In Mahmut v Jones [2017] EWCA Civ 2362; [2018] PLSCS 22, the buyers had purchased the freehold of a building from a landlord who notified its tenants of the impending sale, but went ahead with it without allowing two months to expire before doing so. The tenants served a purchase notice, which the buyers ignored. And, because the service of a purchase notice does not of itself create a contract, the tenants had to apply for – and obtained – a court order under section 19 of the 1987 Act requiring the buyers to transfer the freehold to them. The buyers ignored the court order too and, in due course, served a notice under section 17(4) of the 1987 Act seeking to put paid to the tenants’ claim.
Section 17(4) applies where tenants have applied to the court and (a) a period of two months beginning with a date of the determination of that application has expired and (b) no “binding contract” has been entered into between the buyer and the nominated person (ie the entity nominated by the tenants to acquire the freehold). In such circumstances, the buyer can serve a notice on the nominated person, whereupon anything done in pursuance of the tenant’s purchase notice “is to be treated as not having been served or done”.
Was the buyers’ notice effective to discharge them from any obligation to comply with the court order and relieve them from any further obligation to transfer the freehold to the tenants? The Court of Appeal has ruled that the buyers were not entitled to serve a termination notice under section 17(4).

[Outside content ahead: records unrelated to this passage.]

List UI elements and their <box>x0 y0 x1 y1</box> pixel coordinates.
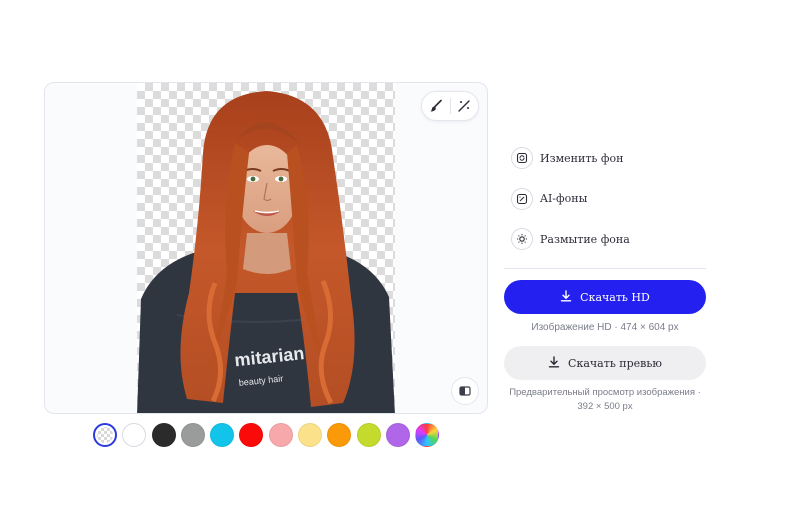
magic-wand-icon[interactable] <box>454 96 474 116</box>
color-swatch-black[interactable] <box>151 423 176 447</box>
color-swatch-light-yellow[interactable] <box>298 423 323 447</box>
cutout-subject-image: mitarian beauty hair <box>137 91 395 413</box>
download-preview-button[interactable]: Скачать превью <box>504 346 706 380</box>
download-hd-button[interactable]: Скачать HD <box>504 280 706 314</box>
blur-icon <box>511 228 533 250</box>
tool-separator <box>449 98 451 114</box>
background-color-swatches <box>93 423 440 447</box>
blur-background-option[interactable]: Размытие фона <box>511 227 630 251</box>
hd-image-caption: Изображение HD · 474 × 604 px <box>531 322 679 333</box>
ai-backgrounds-option[interactable]: AI-фоны <box>511 187 630 211</box>
color-swatch-lime[interactable] <box>356 423 381 447</box>
color-swatch-cyan[interactable] <box>210 423 235 447</box>
color-swatch-orange[interactable] <box>327 423 352 447</box>
color-swatch-white[interactable] <box>122 423 147 447</box>
compare-icon[interactable] <box>451 377 479 405</box>
background-options: Изменить фон AI-фоны Размытие фона <box>511 146 630 268</box>
ai-backgrounds-icon <box>511 187 533 210</box>
color-swatch-gray[interactable] <box>180 423 205 447</box>
image-preview-card: mitarian beauty hair <box>44 82 488 414</box>
change-background-option[interactable]: Изменить фон <box>511 146 630 170</box>
color-swatch-custom[interactable] <box>415 423 440 447</box>
blur-background-label: Размытие фона <box>540 232 630 246</box>
edit-tools-pill <box>421 91 479 121</box>
color-swatch-transparent[interactable] <box>93 423 117 447</box>
change-background-icon <box>511 147 533 169</box>
color-swatch-purple[interactable] <box>385 423 410 447</box>
preview-image-caption: Предварительный просмотр изображения · 3… <box>509 387 701 412</box>
brush-icon[interactable] <box>426 96 446 116</box>
color-swatch-pink[interactable] <box>268 423 293 447</box>
panel-divider <box>504 268 706 269</box>
download-icon <box>560 289 572 305</box>
ai-backgrounds-label: AI-фоны <box>540 192 588 205</box>
color-swatch-red[interactable] <box>239 423 264 447</box>
download-icon <box>548 355 560 371</box>
download-preview-label: Скачать превью <box>568 356 662 370</box>
change-background-label: Изменить фон <box>540 151 624 165</box>
download-hd-label: Скачать HD <box>580 290 650 304</box>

Lord Justice Lewison remarked that to hold otherwise would mean that a recalcitrant landlord who refuses to enter into a contract with tenants would be in a better position than a compliant one. The 1987 Act enables tenants’ rights to be vindicated in two different ways: either by the parties voluntarily entering into a contract for the sale to the tenants, or by court order. And the court order that the tenants had obtained, requiring the buyers to comply with the legislation, was the equivalent of a contract voluntarily made for the purposes of section 17(4). Furthermore, as a general rule, it would be unacceptable on policy grounds if a person could enforce a right by deliberately doing something necessary to enforce it if such behaviour is wrongful as between him and the person against whom he seeks to enforce the right.
So the section 17(4) notice was not effective to relieve the buyers of their obligations to the tenants. But, if there were to be any culpable delay on the part of the tenants in complying with the court order in their favour, it would then be open to the buyers to apply to the court to have the order discharged.